By the end of the second week, he looks in the mirror over the sink in the bathroom that he shares with another resident, and doesn't recognize himself. And it's not that he's changed much, outside of the short cropped hairdo they gave him upon admittance. It's that he's not entirely sure who the hell he is, or if the person he thought he used to be ever really existed. Time spent tossing around that abnormally large tennis ball, while minions danced to whatever tune he saw fit to play, now feels like a scene from a movie about someone else's life. He finds himself wondering whether or not his eyes have always been blue or his hair has always been brown. While he's aware of his approximate physical age, he can't seem to recall having lived that long. He's not certain whether or not he was ever really alive. But he knows now, that he never had control of anything. However long he's been around, that time has been spent floating freely and rootless. He's a tiny flake of artificial snow, shaken about inside a globe, never settling for more than a minute.

At the end of the fifth week, House places a collect call to Wilson on the pay phone. It starts out like all their conversations do now. Wilson answers. House gives a generic greeting and Wilson returns it. Then Wilson fills the silence with polite dialogue about nothing in particular. House holds the receiver to his ear for fifteen minutes. Slowly the sound of Wilson's voice is replaced by white noise, a fine, organic static that is just loud enough to drown out everything else. And it suddenly takes real effort to listen, to make sense of speech, to tell when one word ends and the next begins.

When House licks his lips in preparation to speak, he should be alarmed by the discovery that his mouth has forgotten how. But he realizes that he actually doesn't have anything to say. He already knows that none of his answers will provide anyone with an explanation for why he is slowly losing his mind. They won't provide an explanation for anything.

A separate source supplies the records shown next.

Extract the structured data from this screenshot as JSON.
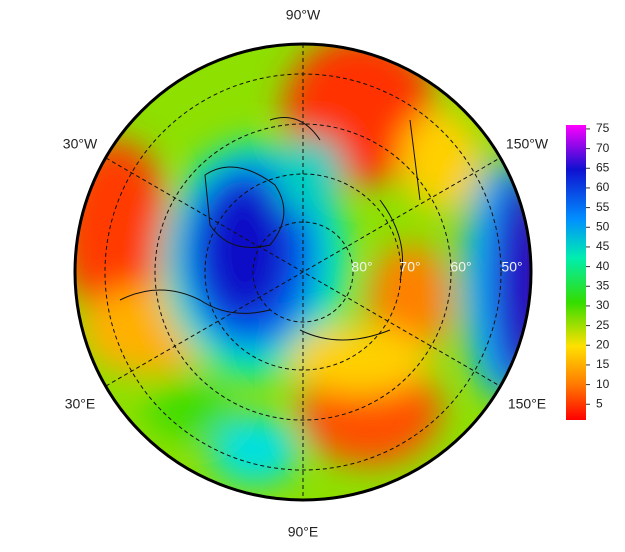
{
  "map": {
    "longitude_labels": [
      "90°W",
      "30°W",
      "150°W",
      "30°E",
      "150°E",
      "90°E"
    ],
    "latitude_labels": [
      "80°",
      "70°",
      "60°",
      "50°"
    ],
    "colorbar": {
      "lim": [
        1,
        76
      ],
      "ticks": [
        5,
        10,
        15,
        20,
        25,
        30,
        35,
        40,
        45,
        50,
        55,
        60,
        65,
        70,
        75
      ]
    }
  }
}
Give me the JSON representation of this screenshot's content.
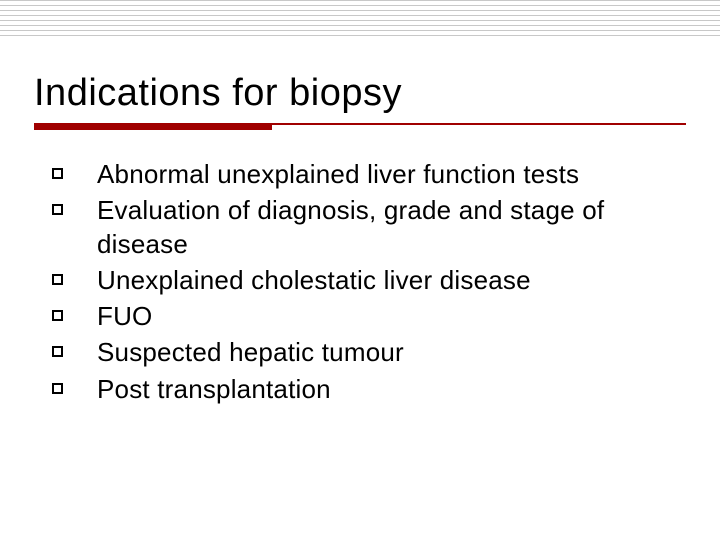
{
  "slide": {
    "title": "Indications for biopsy",
    "bullets": [
      "Abnormal unexplained liver function tests",
      "Evaluation of diagnosis, grade and stage of disease",
      "Unexplained cholestatic liver disease",
      "FUO",
      "Suspected hepatic tumour",
      "Post transplantation"
    ]
  },
  "style": {
    "accent_color": "#a00000",
    "text_color": "#000000",
    "background_color": "#ffffff",
    "topline_color": "#c8c8c8",
    "title_fontsize": 38,
    "body_fontsize": 26,
    "bullet_marker": "square-outline",
    "topline_count": 8,
    "accent_thick_width": 238,
    "accent_thick_height": 7,
    "accent_thin_height": 2
  }
}
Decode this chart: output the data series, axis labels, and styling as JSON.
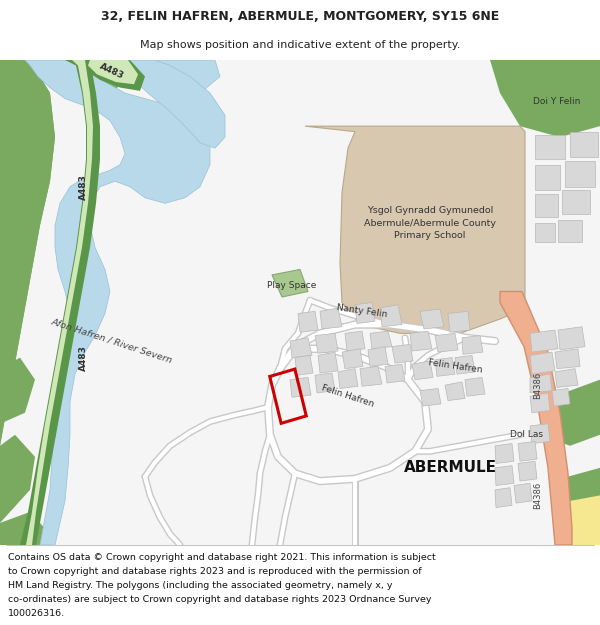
{
  "title_line1": "32, FELIN HAFREN, ABERMULE, MONTGOMERY, SY15 6NE",
  "title_line2": "Map shows position and indicative extent of the property.",
  "footer_lines": [
    "Contains OS data © Crown copyright and database right 2021. This information is subject",
    "to Crown copyright and database rights 2023 and is reproduced with the permission of",
    "HM Land Registry. The polygons (including the associated geometry, namely x, y",
    "co-ordinates) are subject to Crown copyright and database rights 2023 Ordnance Survey",
    "100026316."
  ],
  "bg_color": "#ffffff",
  "map_bg": "#f5f5f5",
  "river_color": "#b8d9ea",
  "road_b4386_color": "#f0b090",
  "road_b4386_outline": "#d09070",
  "green_dark": "#7aaa60",
  "green_light": "#c0d8a0",
  "school_color": "#d8c8b0",
  "building_color": "#d8d8d8",
  "building_outline": "#b8b8b8",
  "road_outline": "#c8c8c8",
  "road_fill": "#ffffff",
  "highlight_red": "#cc0000",
  "text_dark": "#222222",
  "text_road": "#444444",
  "yellow_area": "#f5e890"
}
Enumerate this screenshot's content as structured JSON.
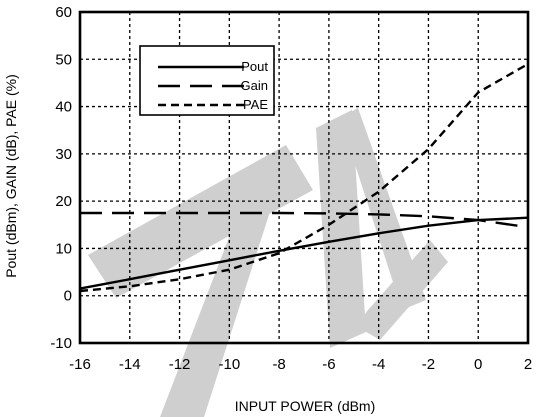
{
  "chart_data": {
    "type": "line",
    "title": "",
    "xlabel": "INPUT POWER (dBm)",
    "ylabel": "Pout (dBm), GAIN (dB), PAE (%)",
    "xlim": [
      -16,
      2
    ],
    "ylim": [
      -10,
      60
    ],
    "xticks": [
      -16,
      -14,
      -12,
      -10,
      -8,
      -6,
      -4,
      -2,
      0,
      2
    ],
    "yticks": [
      -10,
      0,
      10,
      20,
      30,
      40,
      50,
      60
    ],
    "grid": true,
    "legend_position": "top-left",
    "watermark_text": "TE",
    "series": [
      {
        "name": "Pout",
        "style": "solid",
        "x": [
          -16,
          -14,
          -12,
          -10,
          -8,
          -6,
          -4,
          -2,
          0,
          2
        ],
        "y": [
          1.5,
          3.5,
          5.5,
          7.5,
          9.5,
          11.4,
          13.2,
          14.8,
          16.0,
          16.5
        ]
      },
      {
        "name": "Gain",
        "style": "long-dash",
        "x": [
          -16,
          -14,
          -12,
          -10,
          -8,
          -6,
          -4,
          -2,
          0,
          2
        ],
        "y": [
          17.5,
          17.5,
          17.5,
          17.5,
          17.5,
          17.4,
          17.2,
          16.8,
          16.0,
          14.5
        ]
      },
      {
        "name": "PAE",
        "style": "short-dash",
        "x": [
          -16,
          -14,
          -12,
          -10,
          -8,
          -6,
          -4,
          -2,
          0,
          2
        ],
        "y": [
          1.0,
          2.0,
          3.5,
          5.5,
          9.0,
          15.0,
          22.0,
          31.0,
          43.0,
          49.0
        ]
      }
    ]
  },
  "colors": {
    "line": "#000000",
    "watermark": "#cfcfcf",
    "background": "#ffffff"
  }
}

Because really, there's no reason to talk if no one is going to listen, or if whatever he says will inevitably be misconstrued or ignored. He has long since lost count of all the things that he said out loud, but somehow managed to go unheard: I’m sorry, I’m in pain, I love you, I need you, please don’t go. And of course there are some that he'd prefer to forget ever having said at all. Words are coins in a slot machine, continuously spent in hope of an eventual payoff. But the machine is broken now, and it's not like those three sevens were ever going to line up anyway. He quietly sets the phone down and walks away. Time to leave the casino and never look back.